Sobre esta específica situação de impugnação do despacho de indeferimento liminar da petição inicial, A. Varela, J. Miguel Bezerra e Sampaio e Nora [V. Manual de Processo Civil, 2.ª edição, pág. 260 e segs.] esclarecem que o demandado, para além de ser citado para a defesa na acção é igualmente citado para os termos do recurso por forma a ser ouvido quanto ao fundamento do recurso.

E, acrescentam que na hipótese de o recurso ter provimento, determinando a decisão final a revogação do despacho de indeferimento liminar, a acção prosseguirá, mandando-se notificar o réu (que já fora citado) para contestar, oferecendo a sua defesa. [V. ob. cit., pág. 262].

Esta solução jurídica foi mantida no artigo 569.º, n.º 1, parte final, do C.P.Civil, ao dispor que no caso de revogação de despacho de indeferimento liminar da petição, o prazo para a contestação inicia-se com a notificação em 1.ª instância daquela decisão.

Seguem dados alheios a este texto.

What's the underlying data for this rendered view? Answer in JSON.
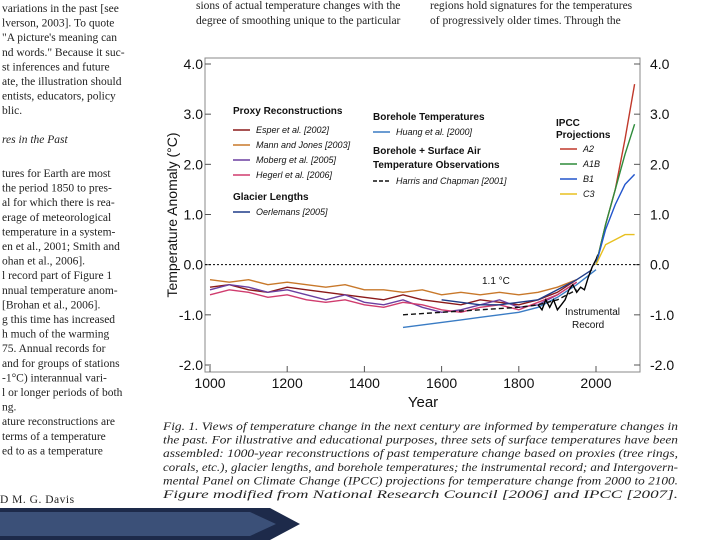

No caso em apreço, o tribunal não notificou os Requeridos que havia dado cumprimento à determinação do Tribunal da Relação do Porto no sentido de o Requerente ser convidado a aperfeiçoar a petição.

Mas, a omissão relevante, e que verdadeiramente constitui uma nulidade equivalente à falta de citação para contestar, consubstanciou-se na falta de notificação para contestar.

Considera a lei esse acto uma notificação e não citação porquanto já tinha sido dado conhecimento aos Requeridos da propositura da presente acção judicial.

Após a decisão do Tribunal da Relação do Porto que determinou o convite ao aperfeiçoamento da petição, o que foi cumprido pelo Requerente, faltava observar o art. 219.º, n.º 1 do C.P.Civil na parte que impõe chamar ao processo o réu para se defender, e este acto é da competência do tribunal (cfr. art. 220.º, n.º 2 do CPC).

Com efeito, ao ser apresentado novo requerimento aperfeiçoado, o tribunal devia ter notificado os Requeridos para, no prazo legal, contestarem, o que não aconteceu.

Aliás, em conformidade com o artigo 590.º, n.º 5 e artigo 3.º, n.º 1 e 3 do C.P.Civil, os factos objecto de aditamento ficam sujeitos às regras gerais sobre contraditoriedade.

Por outro lado, o regime das notificações entre mandatários, estabelecido no art. 221.º, n.º 1 do C.P.Civil, só se aplica a partir da contestação, competindo sempre ao tribunal citar/notificar o réu para deduzir oposição.

Verificando-se falta de citação/notificação para contestar, o que constitui uma nulidade principal, de conhecimento oficioso, é nulo tudo o que se processe depois da petição inicial (cfr. arts. 188.º, n.º 1, al. a), 187.º, 196.º e 200.º do C.PC).

Pelas razões aduzidas, e salvo o muito respeito, cremos que os argumentos aduzidos pelo Recorrido já foram esclarecidos, com recurso às normas legais aplicáveis.

Ou seja, os Requeridos foram citados apenas nos termos das disposições conjugadas dos arts. 641.º, n.º 7 e 629.º, n.º 3, al. c) do C.P.Civil, não foram notificados para contestar o articulado aperfeiçoado (tendo a Mma. Juíza declarado que responderam ao convite de aperfeiçoamento) e a notificação entre mandatários só é válida depois da contestação, o que não se verifica.

Não é despiciendo acrescentarmos que o princípio do contraditório é estruturante e basilar do direito processual civil e criminal, e só é plenamente cumprido quando se assegura à parte a possibilidade de se pronunciar, contrariando e discutindo, os factos que a afectem."